Dalam rangka merawat harmonisasi antar umat beragama, maka ajaran agama sendiri memang harus dipahami secara mendalam dan luas sehingga tidak memunculkan kelompok ekstrimis yang mengancam kebhinnekaan.


Terkait hal itu, Sekretaris Umum Pimpinan Pusat (PP) Muhammadiyah, KH. Abdul Mukti menyampaikan bahwa Indonesia sejatinya telah menganut prinsip freedom of religion. Sehingga untuk bisa merawat keharmonisan antar umat beragama harus diimbangi dengan pengamalan ajaran agama yang luas dan mendalam.


“Banyak masalah muncul karena kita tidak mengamalkan agama secara luas dan mendalam sehingga mendorong manusia menjadi bersikap ekstrimisme dan tidak bisa menerima perbedaan. Kemudian kita harus mengembalikan keyakinan menjadi ranah pribadi,” katanya dalam diskusi di salah satu acara televisi


Masyarakat yang kondusif merupakan salah satu hal yang penting untuk terus diupayakan, demi mewujudkan hal tersebut, memang pemahaman keagamaan menjadi sangat esensial.

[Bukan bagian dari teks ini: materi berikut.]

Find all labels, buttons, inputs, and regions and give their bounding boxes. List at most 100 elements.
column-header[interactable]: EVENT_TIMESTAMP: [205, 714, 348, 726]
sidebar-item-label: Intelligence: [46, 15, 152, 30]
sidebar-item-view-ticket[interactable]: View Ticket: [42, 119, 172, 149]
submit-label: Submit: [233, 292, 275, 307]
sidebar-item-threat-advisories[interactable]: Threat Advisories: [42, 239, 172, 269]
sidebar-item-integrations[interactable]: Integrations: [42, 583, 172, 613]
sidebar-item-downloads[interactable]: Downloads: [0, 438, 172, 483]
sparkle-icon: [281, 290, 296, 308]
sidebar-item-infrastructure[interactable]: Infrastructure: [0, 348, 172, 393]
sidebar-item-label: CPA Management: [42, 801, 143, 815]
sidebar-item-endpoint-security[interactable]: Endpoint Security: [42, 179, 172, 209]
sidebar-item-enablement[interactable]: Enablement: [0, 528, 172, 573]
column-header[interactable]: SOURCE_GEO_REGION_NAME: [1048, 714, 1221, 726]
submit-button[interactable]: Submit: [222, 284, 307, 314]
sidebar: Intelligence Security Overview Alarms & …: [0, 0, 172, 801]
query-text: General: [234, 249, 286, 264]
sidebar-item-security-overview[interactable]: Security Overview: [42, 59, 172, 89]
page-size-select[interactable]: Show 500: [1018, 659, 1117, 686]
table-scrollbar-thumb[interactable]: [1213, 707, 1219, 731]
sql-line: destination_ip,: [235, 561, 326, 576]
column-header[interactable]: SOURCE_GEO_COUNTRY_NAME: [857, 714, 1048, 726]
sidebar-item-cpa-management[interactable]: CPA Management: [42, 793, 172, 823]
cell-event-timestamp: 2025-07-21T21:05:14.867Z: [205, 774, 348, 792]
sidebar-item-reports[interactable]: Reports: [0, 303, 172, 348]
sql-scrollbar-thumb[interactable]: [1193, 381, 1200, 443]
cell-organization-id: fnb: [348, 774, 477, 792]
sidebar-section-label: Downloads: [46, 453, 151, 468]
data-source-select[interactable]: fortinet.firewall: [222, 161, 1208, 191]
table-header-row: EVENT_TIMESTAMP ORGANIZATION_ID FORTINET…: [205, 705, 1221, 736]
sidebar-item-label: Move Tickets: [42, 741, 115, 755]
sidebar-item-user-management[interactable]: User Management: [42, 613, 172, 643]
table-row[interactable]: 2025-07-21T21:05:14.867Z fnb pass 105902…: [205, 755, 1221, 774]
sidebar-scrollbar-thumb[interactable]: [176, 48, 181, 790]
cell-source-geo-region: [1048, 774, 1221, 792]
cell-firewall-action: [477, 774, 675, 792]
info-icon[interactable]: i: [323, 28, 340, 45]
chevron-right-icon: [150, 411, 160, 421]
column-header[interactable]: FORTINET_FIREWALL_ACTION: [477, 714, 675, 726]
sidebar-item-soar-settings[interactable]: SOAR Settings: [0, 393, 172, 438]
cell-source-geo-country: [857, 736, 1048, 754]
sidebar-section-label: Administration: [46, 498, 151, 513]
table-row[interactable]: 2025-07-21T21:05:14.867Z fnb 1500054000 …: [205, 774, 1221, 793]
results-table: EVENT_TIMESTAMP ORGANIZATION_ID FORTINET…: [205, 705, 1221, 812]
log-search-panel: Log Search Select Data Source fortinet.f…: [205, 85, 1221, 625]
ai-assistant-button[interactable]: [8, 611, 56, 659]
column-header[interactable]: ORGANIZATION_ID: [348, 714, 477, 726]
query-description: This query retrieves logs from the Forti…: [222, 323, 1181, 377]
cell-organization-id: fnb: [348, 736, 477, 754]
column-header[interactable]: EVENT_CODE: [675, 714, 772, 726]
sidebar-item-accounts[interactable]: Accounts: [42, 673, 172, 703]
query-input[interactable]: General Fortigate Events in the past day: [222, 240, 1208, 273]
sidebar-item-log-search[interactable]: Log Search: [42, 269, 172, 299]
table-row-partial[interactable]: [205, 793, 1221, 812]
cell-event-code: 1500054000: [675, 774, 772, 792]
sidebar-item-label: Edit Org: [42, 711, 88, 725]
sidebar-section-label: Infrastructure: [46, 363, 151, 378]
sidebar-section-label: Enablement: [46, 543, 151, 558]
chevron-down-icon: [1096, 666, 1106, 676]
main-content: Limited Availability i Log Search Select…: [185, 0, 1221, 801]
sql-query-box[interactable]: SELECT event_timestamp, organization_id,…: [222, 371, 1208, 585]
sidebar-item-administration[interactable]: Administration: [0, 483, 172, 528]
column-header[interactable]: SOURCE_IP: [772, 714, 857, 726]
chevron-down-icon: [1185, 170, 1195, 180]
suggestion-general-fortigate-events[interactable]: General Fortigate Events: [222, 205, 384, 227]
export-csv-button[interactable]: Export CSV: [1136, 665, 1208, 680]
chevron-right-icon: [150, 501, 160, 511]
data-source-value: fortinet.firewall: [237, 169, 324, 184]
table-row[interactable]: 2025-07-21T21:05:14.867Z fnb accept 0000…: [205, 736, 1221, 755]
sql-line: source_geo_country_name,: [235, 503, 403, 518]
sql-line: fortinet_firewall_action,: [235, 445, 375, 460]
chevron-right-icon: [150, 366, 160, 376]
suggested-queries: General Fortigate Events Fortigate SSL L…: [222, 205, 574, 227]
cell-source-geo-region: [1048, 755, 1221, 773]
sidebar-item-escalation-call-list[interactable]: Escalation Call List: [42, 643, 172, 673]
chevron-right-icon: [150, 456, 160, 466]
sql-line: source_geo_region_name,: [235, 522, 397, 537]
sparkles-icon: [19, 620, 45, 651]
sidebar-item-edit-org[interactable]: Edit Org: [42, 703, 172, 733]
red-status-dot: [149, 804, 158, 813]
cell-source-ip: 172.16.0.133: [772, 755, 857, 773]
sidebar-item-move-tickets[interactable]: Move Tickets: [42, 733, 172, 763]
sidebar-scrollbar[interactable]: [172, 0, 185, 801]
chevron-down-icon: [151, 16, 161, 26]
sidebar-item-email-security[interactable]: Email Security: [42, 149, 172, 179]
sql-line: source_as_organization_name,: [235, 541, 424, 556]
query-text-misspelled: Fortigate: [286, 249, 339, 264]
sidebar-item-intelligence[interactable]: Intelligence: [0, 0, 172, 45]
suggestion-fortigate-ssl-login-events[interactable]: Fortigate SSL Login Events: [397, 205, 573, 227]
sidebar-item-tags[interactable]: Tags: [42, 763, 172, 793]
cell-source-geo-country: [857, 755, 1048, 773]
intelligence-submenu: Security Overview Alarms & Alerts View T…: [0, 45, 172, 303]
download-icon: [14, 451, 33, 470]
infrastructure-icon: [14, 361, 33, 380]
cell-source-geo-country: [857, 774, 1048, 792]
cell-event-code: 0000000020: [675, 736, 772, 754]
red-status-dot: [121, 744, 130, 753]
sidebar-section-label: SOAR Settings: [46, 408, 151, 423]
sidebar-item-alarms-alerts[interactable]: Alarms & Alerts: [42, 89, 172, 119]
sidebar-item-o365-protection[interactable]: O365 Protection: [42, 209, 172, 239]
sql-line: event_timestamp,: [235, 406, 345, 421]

Karena ketika semua masyarakat memiliki pemahaman keagamaan yang tepat, maka secara otomatis kebhinnekaan di tengah warga negara Indonesia pun akan menjadi terjaga.


Lebih lanjut, Kyai Abdul mengungkapkan bahwa harmoni akan terbangun apabila masyarakat tidak menganggap agama hanya sebuah kuantifikasi angka saja, karena memang sifatnya yang privat.


“Harmoni terbangun apabila kita mencoba untuk tidak melakukan kuantifikasi keyakinan, agama tidak boleh dikuantifikasi seperti minoritas dan mayoritas, karena agama itu hubungan antara manusia dan tuhannya dan bersifat privat karena agama membuat manusia merasa hidupnya bisa selamat di dunia dan di akhirat,” terangnya.


Terdapat dua hal penting dalam konsep harmoni menurutnya, yakni masyarakat harus paham akan prinsip keselarasan dan keseimbangan.


“Harmoni adalah meniscayakan adanya perbedaan, namun perbedaan ini tidak menjadi tidak bermakna, sehingga eksistensi setiap di dalamnya harus dihormati dan diberi kesempatan untuk tampil. Maka dari itu harmoni menuntut adanya prinsip keselarasan dan keseimbangan,” jelasnya.


Seluruh upaya tersebut adalah cara untuk bisa terus menjaga harmonisasi bangsa. Terlebih tatkala perayaan Natal yang saat ini  tengah dirayakan oleh Umat Kristiani.